In 1642, Dutch navigator Abel Tasman became the first European to discover the South Pacific island group that later became known as New Zealand. … Whalers, missionaries, and traders followed, and in 1840 Britain formally annexed the islands and established New Zealand’s first permanent European settlement at Wellington.
How did the British take control of New Zealand?
On 21 May 1840 Hobson proclaimed British sovereignty over all of New Zealand – over the North Island on the basis of cession through the Treaty of Waitangi, and over the southern islands by ‘right of discovery’. Signatures to the Treaty were still being sought.
How did colonization affect New Zealand?
Loss of land
Deprived of their land, tribes were in many instances reduced to poverty, with no option but to live in overcrowded and unhygienic conditions. Losing land, they also lost access to traditional food sources. Lack of resources, overcrowding and poor diet helped disease to take hold and spread.

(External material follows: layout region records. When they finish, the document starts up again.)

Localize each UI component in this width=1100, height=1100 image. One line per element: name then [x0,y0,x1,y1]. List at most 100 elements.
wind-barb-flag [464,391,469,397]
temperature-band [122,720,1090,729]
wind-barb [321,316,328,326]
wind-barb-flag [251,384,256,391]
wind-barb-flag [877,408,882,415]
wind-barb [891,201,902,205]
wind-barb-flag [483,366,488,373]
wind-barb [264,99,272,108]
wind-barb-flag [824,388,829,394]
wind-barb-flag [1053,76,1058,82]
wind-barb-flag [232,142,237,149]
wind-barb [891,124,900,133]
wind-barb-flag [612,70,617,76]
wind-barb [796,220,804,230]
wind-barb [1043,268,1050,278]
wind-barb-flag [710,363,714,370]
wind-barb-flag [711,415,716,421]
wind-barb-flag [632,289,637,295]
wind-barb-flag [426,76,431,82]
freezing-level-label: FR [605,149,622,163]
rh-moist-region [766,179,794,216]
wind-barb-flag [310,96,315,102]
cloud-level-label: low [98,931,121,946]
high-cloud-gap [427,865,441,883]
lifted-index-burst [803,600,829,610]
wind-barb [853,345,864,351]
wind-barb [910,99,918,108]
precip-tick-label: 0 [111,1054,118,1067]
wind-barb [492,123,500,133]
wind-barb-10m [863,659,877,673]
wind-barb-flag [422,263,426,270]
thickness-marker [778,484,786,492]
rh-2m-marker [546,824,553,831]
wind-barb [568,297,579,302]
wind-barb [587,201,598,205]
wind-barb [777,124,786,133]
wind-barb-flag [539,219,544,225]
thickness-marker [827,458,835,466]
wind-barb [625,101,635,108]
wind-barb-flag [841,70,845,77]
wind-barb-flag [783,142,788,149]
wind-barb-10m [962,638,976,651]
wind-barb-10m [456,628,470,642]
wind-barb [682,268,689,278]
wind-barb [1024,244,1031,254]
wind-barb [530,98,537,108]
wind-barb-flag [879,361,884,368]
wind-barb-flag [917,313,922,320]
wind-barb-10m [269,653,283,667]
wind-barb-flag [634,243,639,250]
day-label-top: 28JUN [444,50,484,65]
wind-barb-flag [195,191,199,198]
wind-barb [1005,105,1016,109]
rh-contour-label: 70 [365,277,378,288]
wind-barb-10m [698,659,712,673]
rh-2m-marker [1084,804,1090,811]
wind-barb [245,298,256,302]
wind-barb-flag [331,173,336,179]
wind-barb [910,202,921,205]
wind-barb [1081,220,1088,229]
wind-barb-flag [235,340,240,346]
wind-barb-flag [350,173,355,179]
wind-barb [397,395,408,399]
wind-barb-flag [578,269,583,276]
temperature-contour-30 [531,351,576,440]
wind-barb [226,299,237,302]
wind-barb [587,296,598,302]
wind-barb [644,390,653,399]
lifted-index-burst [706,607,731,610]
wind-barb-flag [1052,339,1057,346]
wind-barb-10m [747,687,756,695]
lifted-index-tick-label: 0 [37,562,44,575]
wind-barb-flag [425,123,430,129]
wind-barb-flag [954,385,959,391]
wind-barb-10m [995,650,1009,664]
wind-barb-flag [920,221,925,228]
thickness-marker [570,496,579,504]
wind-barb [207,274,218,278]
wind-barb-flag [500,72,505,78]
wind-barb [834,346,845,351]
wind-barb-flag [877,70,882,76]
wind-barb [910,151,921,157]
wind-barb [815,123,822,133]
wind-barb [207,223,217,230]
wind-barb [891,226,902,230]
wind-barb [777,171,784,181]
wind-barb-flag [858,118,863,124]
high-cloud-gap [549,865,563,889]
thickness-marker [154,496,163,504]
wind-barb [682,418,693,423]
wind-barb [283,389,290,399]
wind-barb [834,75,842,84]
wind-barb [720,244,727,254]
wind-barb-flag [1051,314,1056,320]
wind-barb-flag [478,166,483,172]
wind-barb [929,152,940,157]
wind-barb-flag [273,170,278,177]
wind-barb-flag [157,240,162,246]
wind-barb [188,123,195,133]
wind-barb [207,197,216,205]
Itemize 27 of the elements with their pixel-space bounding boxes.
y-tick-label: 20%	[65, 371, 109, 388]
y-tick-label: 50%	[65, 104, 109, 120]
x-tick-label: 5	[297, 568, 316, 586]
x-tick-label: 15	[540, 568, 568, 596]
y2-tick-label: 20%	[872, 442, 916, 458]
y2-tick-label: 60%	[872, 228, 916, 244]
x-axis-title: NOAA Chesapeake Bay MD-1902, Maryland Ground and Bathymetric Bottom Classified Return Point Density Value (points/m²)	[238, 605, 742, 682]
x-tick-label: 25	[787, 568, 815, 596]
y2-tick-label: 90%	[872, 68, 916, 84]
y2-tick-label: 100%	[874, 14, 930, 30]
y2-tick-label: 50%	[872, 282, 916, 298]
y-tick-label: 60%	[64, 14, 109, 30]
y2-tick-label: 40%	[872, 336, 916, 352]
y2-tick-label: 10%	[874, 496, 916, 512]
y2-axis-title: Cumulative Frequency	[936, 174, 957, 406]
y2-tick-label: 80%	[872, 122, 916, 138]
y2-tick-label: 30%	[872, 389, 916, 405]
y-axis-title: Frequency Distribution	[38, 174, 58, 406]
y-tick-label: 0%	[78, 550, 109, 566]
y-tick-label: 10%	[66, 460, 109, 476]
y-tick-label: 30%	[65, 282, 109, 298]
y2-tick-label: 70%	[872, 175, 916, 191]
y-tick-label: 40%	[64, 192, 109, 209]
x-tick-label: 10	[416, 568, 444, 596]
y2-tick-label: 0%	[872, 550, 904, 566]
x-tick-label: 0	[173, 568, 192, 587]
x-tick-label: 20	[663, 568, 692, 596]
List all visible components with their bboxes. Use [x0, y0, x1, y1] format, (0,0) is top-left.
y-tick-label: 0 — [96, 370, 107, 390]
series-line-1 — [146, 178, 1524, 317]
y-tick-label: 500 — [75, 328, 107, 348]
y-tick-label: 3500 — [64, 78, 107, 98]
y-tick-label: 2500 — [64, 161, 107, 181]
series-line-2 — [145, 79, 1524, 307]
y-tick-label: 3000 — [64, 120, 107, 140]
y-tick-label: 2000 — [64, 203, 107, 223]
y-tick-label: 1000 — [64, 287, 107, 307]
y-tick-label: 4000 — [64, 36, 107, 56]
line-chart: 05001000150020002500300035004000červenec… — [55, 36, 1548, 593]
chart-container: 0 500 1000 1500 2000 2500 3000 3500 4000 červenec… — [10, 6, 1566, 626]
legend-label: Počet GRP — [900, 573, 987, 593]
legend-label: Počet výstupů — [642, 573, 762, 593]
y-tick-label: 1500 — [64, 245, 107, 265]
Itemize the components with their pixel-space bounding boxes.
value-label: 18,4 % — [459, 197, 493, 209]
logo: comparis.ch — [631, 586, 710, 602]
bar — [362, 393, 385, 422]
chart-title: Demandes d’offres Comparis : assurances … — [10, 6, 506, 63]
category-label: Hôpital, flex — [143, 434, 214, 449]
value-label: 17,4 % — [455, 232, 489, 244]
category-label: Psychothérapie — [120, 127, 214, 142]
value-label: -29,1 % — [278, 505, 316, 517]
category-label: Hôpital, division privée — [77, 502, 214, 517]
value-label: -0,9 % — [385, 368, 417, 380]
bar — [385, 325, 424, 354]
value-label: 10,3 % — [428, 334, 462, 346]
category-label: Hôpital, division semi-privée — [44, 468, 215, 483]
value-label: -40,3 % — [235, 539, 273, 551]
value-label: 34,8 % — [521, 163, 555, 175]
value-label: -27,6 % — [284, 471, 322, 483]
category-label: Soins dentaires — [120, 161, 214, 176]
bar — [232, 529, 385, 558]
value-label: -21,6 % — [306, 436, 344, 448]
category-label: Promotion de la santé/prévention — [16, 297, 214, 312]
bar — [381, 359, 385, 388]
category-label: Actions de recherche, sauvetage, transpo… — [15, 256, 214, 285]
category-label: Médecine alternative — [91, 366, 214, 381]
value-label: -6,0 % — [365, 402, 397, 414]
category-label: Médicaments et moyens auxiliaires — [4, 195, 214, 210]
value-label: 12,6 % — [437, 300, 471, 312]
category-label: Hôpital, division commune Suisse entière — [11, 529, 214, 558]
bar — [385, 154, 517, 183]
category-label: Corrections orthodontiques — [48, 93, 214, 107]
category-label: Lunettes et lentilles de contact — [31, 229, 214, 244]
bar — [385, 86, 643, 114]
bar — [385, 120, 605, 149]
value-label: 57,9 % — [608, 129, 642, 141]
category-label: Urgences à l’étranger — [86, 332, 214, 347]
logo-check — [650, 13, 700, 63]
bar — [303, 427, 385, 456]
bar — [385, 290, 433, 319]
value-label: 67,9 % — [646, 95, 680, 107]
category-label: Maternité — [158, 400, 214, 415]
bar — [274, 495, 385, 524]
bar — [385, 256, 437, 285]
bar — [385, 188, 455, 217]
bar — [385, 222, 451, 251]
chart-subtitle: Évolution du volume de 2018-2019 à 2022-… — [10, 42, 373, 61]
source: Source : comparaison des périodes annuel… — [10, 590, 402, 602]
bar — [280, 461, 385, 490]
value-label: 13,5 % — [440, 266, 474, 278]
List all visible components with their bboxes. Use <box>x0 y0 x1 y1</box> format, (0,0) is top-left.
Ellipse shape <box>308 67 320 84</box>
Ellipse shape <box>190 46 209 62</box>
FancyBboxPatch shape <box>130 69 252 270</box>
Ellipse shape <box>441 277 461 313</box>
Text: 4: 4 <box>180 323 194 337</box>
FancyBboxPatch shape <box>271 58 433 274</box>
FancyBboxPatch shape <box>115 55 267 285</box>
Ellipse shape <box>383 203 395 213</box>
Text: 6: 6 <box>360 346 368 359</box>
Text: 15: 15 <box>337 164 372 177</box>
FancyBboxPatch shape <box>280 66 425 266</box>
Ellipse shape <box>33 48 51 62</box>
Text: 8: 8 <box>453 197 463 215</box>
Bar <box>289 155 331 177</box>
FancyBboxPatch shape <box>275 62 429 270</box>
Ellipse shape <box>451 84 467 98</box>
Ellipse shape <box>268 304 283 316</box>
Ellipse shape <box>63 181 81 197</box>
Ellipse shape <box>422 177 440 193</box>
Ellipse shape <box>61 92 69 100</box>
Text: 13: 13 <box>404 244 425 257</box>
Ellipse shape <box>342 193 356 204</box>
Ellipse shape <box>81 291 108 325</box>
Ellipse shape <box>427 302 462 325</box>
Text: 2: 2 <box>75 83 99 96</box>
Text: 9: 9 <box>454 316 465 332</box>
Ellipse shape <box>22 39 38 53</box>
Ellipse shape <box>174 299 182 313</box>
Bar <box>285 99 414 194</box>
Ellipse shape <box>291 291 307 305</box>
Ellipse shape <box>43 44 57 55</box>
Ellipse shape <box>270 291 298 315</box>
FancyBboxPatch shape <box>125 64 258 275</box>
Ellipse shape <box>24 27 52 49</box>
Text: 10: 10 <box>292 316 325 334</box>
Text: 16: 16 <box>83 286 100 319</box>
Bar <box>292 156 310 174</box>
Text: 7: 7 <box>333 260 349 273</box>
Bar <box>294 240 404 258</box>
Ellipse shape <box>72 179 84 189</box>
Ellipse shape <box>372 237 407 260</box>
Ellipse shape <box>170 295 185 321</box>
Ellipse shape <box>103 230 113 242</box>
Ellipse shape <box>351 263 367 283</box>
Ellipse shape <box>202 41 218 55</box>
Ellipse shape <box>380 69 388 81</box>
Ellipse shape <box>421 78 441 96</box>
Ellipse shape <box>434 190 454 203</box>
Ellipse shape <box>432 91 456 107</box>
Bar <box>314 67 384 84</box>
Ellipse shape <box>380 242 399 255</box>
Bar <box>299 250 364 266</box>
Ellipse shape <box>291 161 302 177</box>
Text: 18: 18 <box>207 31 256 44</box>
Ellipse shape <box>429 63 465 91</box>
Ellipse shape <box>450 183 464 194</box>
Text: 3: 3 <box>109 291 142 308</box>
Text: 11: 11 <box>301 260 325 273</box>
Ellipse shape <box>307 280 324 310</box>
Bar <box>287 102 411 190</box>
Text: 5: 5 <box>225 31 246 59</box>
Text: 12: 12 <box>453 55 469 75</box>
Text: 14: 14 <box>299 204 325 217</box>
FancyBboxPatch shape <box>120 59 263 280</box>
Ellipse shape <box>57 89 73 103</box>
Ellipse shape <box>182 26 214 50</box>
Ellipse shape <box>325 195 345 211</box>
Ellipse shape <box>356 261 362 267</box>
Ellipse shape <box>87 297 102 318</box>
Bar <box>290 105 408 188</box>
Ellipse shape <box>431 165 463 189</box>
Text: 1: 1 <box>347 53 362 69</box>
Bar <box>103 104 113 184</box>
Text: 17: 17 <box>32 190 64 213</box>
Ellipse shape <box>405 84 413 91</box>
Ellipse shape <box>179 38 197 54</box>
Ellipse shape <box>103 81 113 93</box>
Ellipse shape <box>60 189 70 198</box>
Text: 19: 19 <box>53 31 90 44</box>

How did British rule impact Australia and New Zealand?
What effect did colonization have on Australia’s indigenous population? … The colonies united into the independent Commonwealth of Australia. Britain annexed New Zealand. As colonists poured in, the took more and more land, leading to fierce wars with Maori.
How was New Zealand affected by imperialism?
Within the time of 100 years, British Imperialism helped turn New Zealand from an island full of savages into an economic and trading powerhouse with its own government and European-like society, while allowing the native Maori people to live on in their native land.
What impact did the Europeans have on NZ?
As Europeans settled in New Zealand, they brought more changes to the remaining forests, animal diversity and landscape stability. Along with immigrants came new animals, crop plants, parasites and diseases. The remaining lowland forests and scrubland were burnt, drained, logged and cleared for farms and cropping.
Why did the British colonize New Zealand?
Britain was motivated by the desire to forestall the New Zealand Company and other European powers (France established a very small settlement at Akaroa in the South Island later in 1840), to facilitate settlement by British subjects and, possibly, to end the lawlessness of European (predominantly British and American) …
What diseases did the British bring to New Zealand?
Smallpox and plague were quickly contained on the rare occasions they were identified. However significant diseases were brought, including venereal infections, measles, influenza, typhoid fever (enteric fever), dysentery and tuberculosis.
When did New Zealand leave the British Empire?
The year 2007, while it marks the centenary of New Zealand’s transition from colony to Dominion, also marks 60 years since New Zealand passed the Statute of Westminster Adoption Act 1947 and gained legal and formal independence from Britain in the exercise of its external affairs.
What role did New Zealand play in the British Empire?
New Zealand played a small but useful part in the British Empire’s war effort, and its essential war aim was achieved with the defeat of Germany and its allies in late 1918. The war had a major impact on constitutional arrangements within the British Empire, and it affected New Zealand’s international status.
What did the British Empire trade with New Zealand?
In the later 19th century New Zealand developed a trade in frozen meat, butter and cheese to Britain, and the proportion of its exports going to Britain rose. … At an empire economic conference, held in Ottawa in 1932 and attended by representatives from the dominions, reciprocal trade preferences were agreed to.
How influential was the British Empire?
The British empire was one of the most important developments in world history. The empire was huge, it lasted a long time and it brought tremendous changes to many parts of the world. For millions of people the world today is the way it is because of the impact of the British empire.
What was New Zealand called before?
Hendrik Brouwer proved that the South American land was a small island in 1643, and Dutch cartographers subsequently renamed Tasman’s discovery Nova Zeelandia from Latin, after the Dutch province of Zeeland. This name was later anglicised to New Zealand.
Who really discovered New Zealand?
The dutch explorer Abel Tasman is officially recognised as the first European to ‘discover’ New Zealand in 1642. His men were the first Europeans to have a confirmed encounter with Māori.